No se decide a entrar, juega moviendo la puerta.

– Mi madre se ha escapado otra vez.

– ¿Quieres que te ayude a buscarla?

Violeta se muerde el labio y se queda pensando.

– Aún no son las seis, y ya es de noche. Ahora oscurece pronto.

Ringo tarda un poco en reaccionar:

– Pues sí. ¿Y no te da miedo ir sola…? ¿Adónde vas a ir, tú sola?

– No sé, por ahí.

– Bueno, ¿quieres que vaya contigo, sí o no?

Ahora sus miradas se tropiezan.

– No, gracias.

– Vale. Mejor. Mi madre tiene otra vez el turno de noche y he de acompañarla, y luego he de hacer varios recados… La verdad es que tampoco podría. -Se incorpora despacio, con las greñas tapándole los ojos, y se pone la americana y la bufanda-. Habrá ido a ver a la abuela. Volverá, no te preocupes. Siempre vuelve.

No ha terminado de decirlo cuando oye el golpe de la puerta cerrándose. Portazo a la mentira. Pero ciertamente él ya tenía un plan que no incluía a Violeta. Antes de salir a la calle deja pasar unos minutos para no encontrarse con ella y poco después entra en la papelería de la calle Providencia donde la muchacha había trabajado. Lo atiende la nueva dependienta, Merche, una morena mofletuda y con gafas que vive en la calle de Sors y fue amiga inseparable de Violeta el año pasado. Se volvió muy rara, dice, ya no me es amiga. No, no tiene sobres de color rosa. ¿No le gustan de color violeta, o verde pálido, o azul claro, forrados por dentro con papel de seda? No, gracias. Acude a otra papelería, con idéntico resultado, y finalmente encuentra lo que busca en el estanco de la plaza Rovira.

Por la noche, solo en casa y sentado a la mesa del comedor, en el mismo sitio y en la misma silla que había ocupado su padre la última vez que lo vio, el papel se ofrece ante sus ojos con su desnudez rosada y nada de cuanto se le ocurre le parece convincente. Al cabo de una hora se levanta, se lía la bufanda al cuello y acude al tostadero del señor Huguet corriendo bajo una noche estrellada y con luna llena. Mientras le da vueltas a la manivela, el turbio remolino de agua de lluvia gira otra vez vertiginoso en la boca de la alcantarilla, y al introducir la mano, tardíamente y sin convicción, se chamusca los dedos. Alivia la mano en el agua de un cubo y el señor Huguet le regaña: si quiere apartar un leño porque hay demasiado fuego, debe usar las tenazas o ponerse los guantes.

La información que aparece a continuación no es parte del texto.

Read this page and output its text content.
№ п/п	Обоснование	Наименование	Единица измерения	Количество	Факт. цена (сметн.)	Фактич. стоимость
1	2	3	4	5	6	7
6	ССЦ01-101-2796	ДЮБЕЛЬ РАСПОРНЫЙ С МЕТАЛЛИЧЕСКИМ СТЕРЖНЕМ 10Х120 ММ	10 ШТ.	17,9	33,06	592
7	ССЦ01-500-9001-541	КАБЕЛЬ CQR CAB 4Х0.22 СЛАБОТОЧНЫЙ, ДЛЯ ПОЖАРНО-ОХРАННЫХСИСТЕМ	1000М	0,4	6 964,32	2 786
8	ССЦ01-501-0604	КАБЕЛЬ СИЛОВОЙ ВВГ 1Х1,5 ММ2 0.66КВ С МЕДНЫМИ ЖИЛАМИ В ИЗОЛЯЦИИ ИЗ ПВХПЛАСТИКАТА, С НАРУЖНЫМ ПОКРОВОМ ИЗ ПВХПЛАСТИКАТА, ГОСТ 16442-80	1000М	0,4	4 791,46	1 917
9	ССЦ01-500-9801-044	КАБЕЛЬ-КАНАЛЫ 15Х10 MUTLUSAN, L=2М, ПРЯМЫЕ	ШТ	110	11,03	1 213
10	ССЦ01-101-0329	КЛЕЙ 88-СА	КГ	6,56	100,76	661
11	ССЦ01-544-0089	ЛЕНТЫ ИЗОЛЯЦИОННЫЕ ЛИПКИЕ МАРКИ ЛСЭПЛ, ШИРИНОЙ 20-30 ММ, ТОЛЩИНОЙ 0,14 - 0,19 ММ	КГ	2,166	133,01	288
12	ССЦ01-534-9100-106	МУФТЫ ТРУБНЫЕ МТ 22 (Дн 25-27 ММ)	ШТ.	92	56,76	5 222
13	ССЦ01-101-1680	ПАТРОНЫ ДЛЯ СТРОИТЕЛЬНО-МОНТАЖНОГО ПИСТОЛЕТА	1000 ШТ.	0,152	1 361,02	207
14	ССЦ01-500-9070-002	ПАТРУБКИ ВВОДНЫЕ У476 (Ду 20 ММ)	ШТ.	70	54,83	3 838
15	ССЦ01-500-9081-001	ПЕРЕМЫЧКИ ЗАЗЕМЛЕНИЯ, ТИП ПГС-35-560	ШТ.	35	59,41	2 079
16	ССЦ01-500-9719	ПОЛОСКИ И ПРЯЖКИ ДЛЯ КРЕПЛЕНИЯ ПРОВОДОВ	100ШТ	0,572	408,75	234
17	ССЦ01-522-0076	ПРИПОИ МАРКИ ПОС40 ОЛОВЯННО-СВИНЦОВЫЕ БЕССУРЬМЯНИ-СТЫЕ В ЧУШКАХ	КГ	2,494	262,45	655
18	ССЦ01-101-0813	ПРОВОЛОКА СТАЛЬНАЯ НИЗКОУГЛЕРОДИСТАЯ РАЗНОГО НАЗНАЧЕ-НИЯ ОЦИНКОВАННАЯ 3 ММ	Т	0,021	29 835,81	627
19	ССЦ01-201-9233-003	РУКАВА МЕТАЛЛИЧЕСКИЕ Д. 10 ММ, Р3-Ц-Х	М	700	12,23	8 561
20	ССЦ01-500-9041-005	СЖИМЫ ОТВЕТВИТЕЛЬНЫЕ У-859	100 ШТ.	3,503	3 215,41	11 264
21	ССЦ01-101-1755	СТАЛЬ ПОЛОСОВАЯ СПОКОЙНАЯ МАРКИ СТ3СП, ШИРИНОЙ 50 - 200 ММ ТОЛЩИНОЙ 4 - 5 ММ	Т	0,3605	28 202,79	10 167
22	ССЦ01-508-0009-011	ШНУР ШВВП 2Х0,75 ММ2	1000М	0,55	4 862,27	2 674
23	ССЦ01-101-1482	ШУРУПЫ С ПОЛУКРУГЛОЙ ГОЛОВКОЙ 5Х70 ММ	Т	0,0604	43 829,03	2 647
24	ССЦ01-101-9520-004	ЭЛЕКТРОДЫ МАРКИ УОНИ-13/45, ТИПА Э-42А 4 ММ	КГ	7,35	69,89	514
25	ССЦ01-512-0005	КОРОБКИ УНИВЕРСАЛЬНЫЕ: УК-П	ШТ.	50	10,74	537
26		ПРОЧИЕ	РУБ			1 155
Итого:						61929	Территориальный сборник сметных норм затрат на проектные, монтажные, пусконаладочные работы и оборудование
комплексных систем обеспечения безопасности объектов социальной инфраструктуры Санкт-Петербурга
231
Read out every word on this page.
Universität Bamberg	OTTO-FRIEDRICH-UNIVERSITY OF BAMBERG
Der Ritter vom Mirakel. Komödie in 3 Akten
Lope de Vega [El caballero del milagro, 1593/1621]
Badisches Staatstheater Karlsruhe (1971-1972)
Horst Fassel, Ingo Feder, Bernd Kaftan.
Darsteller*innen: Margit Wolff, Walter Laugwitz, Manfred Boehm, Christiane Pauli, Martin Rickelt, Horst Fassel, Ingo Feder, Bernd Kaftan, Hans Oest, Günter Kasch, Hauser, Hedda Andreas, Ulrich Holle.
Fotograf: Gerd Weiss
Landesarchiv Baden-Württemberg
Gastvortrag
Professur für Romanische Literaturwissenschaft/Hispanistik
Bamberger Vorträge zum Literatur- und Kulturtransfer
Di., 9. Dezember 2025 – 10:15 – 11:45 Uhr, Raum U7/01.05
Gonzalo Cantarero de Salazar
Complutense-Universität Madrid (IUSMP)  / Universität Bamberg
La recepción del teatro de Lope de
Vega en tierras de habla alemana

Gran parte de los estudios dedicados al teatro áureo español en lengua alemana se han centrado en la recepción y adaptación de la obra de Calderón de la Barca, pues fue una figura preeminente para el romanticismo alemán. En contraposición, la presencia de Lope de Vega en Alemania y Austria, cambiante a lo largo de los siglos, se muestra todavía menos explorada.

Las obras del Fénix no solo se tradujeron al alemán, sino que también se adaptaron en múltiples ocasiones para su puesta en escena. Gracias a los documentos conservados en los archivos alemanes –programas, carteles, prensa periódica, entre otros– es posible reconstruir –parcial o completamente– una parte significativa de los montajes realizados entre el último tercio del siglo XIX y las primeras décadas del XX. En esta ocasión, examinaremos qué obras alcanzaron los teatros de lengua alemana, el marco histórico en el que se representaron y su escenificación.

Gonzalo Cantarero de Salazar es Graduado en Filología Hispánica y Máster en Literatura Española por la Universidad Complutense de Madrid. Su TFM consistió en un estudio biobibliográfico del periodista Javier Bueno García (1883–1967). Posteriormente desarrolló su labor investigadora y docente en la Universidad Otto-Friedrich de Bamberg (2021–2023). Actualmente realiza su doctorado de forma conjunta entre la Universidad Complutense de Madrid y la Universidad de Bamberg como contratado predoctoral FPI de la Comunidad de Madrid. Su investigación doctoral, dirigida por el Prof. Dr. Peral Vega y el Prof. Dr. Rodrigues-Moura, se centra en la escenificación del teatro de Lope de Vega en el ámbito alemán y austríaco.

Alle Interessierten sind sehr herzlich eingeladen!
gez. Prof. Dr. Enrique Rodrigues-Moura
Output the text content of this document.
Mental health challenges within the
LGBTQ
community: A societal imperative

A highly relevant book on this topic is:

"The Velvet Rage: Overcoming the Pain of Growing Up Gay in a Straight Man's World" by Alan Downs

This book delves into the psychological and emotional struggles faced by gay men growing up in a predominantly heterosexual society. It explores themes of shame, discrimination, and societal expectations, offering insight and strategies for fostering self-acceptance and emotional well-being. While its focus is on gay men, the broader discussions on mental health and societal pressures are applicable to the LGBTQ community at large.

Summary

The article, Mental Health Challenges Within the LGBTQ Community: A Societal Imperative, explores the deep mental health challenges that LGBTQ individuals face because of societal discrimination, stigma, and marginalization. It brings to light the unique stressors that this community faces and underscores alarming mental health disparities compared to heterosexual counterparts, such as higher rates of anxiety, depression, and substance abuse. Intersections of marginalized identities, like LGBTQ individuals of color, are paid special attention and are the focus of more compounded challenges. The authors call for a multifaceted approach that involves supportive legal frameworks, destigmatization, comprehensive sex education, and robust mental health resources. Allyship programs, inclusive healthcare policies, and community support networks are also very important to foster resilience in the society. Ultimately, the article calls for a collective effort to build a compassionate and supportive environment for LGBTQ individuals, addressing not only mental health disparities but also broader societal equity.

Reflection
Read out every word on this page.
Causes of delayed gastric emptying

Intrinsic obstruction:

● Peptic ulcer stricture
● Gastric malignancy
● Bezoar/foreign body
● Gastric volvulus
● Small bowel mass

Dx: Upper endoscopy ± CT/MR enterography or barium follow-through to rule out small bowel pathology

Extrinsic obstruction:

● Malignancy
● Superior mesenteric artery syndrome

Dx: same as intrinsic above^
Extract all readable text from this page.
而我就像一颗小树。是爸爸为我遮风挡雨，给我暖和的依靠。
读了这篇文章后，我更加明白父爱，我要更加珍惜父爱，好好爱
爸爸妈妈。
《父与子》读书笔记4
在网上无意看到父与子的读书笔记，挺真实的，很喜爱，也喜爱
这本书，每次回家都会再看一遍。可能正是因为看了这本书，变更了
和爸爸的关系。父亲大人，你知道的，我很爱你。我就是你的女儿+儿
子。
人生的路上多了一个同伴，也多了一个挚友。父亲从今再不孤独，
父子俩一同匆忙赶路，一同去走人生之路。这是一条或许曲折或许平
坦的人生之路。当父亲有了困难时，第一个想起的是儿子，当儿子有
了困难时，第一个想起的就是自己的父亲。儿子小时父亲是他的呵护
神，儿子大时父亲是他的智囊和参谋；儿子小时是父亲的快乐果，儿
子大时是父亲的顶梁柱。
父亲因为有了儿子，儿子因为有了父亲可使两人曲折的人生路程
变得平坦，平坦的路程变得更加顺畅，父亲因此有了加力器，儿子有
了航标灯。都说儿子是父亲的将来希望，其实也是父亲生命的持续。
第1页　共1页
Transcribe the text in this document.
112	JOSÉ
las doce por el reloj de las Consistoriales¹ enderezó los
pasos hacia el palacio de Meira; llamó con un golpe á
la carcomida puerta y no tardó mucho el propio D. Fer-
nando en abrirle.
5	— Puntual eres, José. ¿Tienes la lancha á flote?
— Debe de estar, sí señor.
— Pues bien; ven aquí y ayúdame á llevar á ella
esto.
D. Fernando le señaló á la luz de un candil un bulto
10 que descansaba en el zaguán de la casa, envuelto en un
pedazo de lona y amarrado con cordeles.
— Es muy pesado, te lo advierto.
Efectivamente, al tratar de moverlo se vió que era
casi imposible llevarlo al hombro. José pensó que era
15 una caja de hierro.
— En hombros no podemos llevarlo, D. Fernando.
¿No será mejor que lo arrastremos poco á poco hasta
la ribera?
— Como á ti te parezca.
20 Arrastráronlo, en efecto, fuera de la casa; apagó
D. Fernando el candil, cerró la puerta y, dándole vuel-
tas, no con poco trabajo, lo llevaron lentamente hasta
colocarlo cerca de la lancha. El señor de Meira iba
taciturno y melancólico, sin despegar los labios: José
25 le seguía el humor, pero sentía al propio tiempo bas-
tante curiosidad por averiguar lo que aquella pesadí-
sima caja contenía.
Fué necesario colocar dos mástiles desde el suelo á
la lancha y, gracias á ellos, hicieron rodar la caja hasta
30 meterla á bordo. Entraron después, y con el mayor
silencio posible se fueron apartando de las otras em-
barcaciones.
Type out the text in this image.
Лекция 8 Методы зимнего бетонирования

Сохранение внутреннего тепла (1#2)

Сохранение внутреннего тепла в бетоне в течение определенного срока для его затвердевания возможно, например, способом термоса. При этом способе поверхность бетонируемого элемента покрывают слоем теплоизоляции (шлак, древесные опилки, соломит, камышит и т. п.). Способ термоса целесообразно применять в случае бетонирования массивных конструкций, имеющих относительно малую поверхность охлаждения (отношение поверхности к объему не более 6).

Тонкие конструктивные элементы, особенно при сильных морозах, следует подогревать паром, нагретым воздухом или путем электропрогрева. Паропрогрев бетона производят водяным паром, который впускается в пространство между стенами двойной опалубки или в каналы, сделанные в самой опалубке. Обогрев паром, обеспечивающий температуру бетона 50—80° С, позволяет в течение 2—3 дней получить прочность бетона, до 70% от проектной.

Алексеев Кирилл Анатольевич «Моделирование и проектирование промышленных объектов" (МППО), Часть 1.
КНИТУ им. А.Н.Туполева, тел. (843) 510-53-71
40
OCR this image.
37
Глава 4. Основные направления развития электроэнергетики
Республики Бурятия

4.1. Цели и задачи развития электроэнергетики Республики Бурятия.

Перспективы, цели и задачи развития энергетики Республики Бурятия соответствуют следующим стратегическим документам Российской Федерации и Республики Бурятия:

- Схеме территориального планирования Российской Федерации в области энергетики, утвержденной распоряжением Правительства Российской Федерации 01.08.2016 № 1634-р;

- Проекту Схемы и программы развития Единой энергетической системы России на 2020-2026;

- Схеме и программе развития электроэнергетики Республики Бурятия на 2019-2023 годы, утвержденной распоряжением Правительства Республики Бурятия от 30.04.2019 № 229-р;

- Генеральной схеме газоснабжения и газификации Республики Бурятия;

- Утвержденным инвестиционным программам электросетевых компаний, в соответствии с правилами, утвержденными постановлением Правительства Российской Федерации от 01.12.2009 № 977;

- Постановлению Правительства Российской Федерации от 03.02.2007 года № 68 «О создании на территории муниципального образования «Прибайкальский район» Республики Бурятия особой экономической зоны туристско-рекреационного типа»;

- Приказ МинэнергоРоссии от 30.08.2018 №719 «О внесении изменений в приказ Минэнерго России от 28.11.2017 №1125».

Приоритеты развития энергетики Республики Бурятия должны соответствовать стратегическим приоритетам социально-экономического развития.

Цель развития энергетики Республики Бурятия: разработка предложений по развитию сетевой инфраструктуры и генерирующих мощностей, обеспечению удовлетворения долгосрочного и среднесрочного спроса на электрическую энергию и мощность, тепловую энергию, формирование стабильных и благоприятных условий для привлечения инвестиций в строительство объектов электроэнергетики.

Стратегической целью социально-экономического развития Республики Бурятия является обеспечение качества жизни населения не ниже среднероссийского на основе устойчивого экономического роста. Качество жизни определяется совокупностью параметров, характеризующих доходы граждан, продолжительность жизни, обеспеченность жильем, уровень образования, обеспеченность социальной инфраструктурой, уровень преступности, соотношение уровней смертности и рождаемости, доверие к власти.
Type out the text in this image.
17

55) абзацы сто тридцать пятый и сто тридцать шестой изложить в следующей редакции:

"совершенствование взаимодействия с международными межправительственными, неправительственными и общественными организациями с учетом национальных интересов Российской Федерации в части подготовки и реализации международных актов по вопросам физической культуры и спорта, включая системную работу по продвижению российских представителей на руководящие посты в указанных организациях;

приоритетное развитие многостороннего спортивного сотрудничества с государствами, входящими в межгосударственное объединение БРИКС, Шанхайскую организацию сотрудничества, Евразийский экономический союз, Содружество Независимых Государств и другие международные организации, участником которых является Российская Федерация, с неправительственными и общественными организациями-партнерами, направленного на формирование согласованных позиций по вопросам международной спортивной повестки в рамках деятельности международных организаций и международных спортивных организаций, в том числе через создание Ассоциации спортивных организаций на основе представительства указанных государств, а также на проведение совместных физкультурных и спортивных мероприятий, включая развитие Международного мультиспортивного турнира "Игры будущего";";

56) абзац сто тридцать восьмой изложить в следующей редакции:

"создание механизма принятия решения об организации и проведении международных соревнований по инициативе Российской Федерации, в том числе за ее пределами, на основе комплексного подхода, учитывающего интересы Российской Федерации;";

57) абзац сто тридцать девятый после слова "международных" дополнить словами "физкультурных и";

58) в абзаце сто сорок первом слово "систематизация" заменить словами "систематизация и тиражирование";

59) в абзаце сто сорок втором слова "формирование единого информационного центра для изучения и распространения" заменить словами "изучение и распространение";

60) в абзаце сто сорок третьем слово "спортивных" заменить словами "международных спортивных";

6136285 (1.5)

De madrugada vuelve a casa, deposita la bolsita de café en el aparador, y, sin quitarse la bufanda, se sienta de nuevo a la mesa empuñando la pluma con el resquemor todavía en las yemas de los dedos. Todo lo que ha estado pensando acuclillado frente al fuego, mientras con una mano hacía girar el tambor lleno de café y azúcar y metía los dedos de la otra en el agua fría, lo tiene ahora ante los ojos. En el sobre escribe el nombre despacio, la V inicial con un rizo alegre a la derecha, tal como recordaba haber visto fugazmente en la fatídica noche de náuseas en las Ramblas.

Duerme tres horas de bruces sobre la mesa. A las ocho de la mañana su madre regresa de la Residencia con la mitad de una tarta de nata y hojaldre que le han ofrecido las monjas de la cocina. Él ya ha hecho café, ha calentado la leche y ha tostado el pan en el hornillo eléctrico. Desayunan juntos y una vez más su madre le regaña por levantarse tan temprano.